Analysts Explain Plunge in Oil Positioning Index

Standard Chartered’s crude oil positioning index has fallen for four consecutive weeks, according to a new report from the company, but its analysts think very little of the fall is due to the active opening of new short positions, the report revealed.
“It is primarily due to the closing out of existing longs,” Standard Chartered analysts stated in the report.
“It does not appear to us that speculators have been adopting a new and far more bearish narrative or specific negative views about oil market fundamentals. Instead, we see the plunge in the index as reflecting the final abandonment of a series of hypotheses that had encouraged speculative longs,” the analysts added.
“These range from a tightening of the market due to pent-up demand and a lack of spare output capacity through to imminent supply gaps when EU sanctions on Russian crude oil became effective, in the interim passing through background noise on super-cycles, predictions of $380 per barrel oil and a series of incorrect views about OPEC policy,” the analysts continued.
In the report, the analysts noted that they think the closing out of longs is largely due to the abandonment of the latest of these views and added that “in addition, many traders are now cutting back on risky positions before year-end”.
“For the first time in 2022 no new focal point has emerged to seamlessly continue what has been the dominant ‘rolling-crisis’ narrative, leaving crude oil prices prey to more top-down, macro-led concerns and the associated correction in prices,” the analysts stated.
Last week, analysts at Standard Chartered highlighted in a separate report that speculative positioning in oil was as bearish as during the early weeks of the pandemic.

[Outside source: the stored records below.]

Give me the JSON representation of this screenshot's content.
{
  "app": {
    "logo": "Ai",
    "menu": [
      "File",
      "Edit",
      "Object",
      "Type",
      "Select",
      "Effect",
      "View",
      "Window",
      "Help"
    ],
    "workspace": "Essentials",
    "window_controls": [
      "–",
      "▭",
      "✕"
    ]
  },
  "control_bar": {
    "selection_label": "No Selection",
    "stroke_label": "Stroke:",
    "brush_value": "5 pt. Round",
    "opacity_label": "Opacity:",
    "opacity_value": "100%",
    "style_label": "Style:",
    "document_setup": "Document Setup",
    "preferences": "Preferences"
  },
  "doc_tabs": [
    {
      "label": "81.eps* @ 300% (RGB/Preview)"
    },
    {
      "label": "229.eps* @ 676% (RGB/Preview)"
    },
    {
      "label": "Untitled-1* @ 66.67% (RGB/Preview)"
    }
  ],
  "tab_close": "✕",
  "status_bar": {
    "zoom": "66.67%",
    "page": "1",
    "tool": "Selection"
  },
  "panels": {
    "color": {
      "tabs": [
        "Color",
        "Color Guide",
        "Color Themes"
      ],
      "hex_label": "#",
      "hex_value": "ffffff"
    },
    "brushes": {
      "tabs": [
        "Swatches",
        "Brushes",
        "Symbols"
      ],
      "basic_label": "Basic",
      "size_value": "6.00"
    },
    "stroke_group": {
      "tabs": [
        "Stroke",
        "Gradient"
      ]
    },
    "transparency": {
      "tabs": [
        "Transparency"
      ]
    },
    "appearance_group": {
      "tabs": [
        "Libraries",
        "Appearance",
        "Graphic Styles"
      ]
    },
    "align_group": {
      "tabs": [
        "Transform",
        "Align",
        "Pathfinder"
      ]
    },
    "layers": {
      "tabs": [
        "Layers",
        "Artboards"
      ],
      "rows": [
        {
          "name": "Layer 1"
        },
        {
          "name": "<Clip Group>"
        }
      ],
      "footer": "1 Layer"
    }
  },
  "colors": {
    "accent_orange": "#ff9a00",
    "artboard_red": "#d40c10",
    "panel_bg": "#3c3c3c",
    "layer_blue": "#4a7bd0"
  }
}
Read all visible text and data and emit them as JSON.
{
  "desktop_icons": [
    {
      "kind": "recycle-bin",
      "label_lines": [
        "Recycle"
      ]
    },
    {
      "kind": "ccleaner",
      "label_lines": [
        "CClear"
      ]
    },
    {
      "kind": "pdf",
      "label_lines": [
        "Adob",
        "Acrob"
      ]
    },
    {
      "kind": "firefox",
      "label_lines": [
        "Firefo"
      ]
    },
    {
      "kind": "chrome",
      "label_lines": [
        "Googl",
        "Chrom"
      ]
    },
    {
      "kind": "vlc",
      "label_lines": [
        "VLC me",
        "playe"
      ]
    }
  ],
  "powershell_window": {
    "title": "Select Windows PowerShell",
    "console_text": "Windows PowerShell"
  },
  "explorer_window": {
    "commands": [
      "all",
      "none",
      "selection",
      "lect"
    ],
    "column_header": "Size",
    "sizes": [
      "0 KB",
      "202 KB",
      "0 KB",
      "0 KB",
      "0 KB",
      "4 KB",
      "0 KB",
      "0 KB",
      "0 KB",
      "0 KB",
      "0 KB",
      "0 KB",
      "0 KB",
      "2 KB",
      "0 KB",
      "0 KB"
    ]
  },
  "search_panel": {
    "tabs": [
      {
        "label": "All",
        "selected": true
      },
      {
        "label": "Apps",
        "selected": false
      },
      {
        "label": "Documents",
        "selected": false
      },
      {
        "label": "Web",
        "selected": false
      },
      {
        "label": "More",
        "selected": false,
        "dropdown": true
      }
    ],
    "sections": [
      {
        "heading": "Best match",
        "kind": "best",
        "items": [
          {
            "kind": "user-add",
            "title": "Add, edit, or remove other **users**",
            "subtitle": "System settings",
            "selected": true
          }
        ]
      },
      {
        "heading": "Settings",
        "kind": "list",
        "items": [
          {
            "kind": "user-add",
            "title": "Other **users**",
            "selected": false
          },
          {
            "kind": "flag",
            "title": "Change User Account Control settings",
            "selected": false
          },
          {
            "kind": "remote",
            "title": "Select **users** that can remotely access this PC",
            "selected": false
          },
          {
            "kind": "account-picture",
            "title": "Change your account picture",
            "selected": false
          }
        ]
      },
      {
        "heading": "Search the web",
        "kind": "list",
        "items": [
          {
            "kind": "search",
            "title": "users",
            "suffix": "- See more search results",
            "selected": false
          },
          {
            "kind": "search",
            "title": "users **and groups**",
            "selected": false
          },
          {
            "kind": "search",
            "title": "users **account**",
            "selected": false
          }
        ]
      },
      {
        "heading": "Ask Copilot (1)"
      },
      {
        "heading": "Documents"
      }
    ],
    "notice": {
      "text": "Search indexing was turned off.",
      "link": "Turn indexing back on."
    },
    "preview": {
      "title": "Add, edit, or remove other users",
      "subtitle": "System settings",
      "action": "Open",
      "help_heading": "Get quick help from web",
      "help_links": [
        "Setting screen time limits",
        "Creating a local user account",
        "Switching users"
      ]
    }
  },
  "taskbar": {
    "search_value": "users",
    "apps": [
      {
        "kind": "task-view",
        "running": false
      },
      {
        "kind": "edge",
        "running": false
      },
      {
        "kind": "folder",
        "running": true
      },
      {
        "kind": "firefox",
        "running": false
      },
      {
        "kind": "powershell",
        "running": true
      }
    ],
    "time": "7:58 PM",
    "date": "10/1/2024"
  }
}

“The crude oil index stands at -70.3, the lowest since mid-April 2020, about a week before WTI prices settled at a negative price. The index has fallen by 57.4 over the past three weeks; this is the largest three-week fall since February 2020, just before the temporary collapse of the OPEC+ agreement,” the analysts stated in that report.
In its most recent report, Standard Chartered analysts revealed that their crude oil money-manager positioning index had fallen 2.7 week on week to a 31-month low of -73.0.
At the time of writing, the price of Brent crude oil stood at $81.58 per barrel. Brent was trading at more than $98 per barrel last month.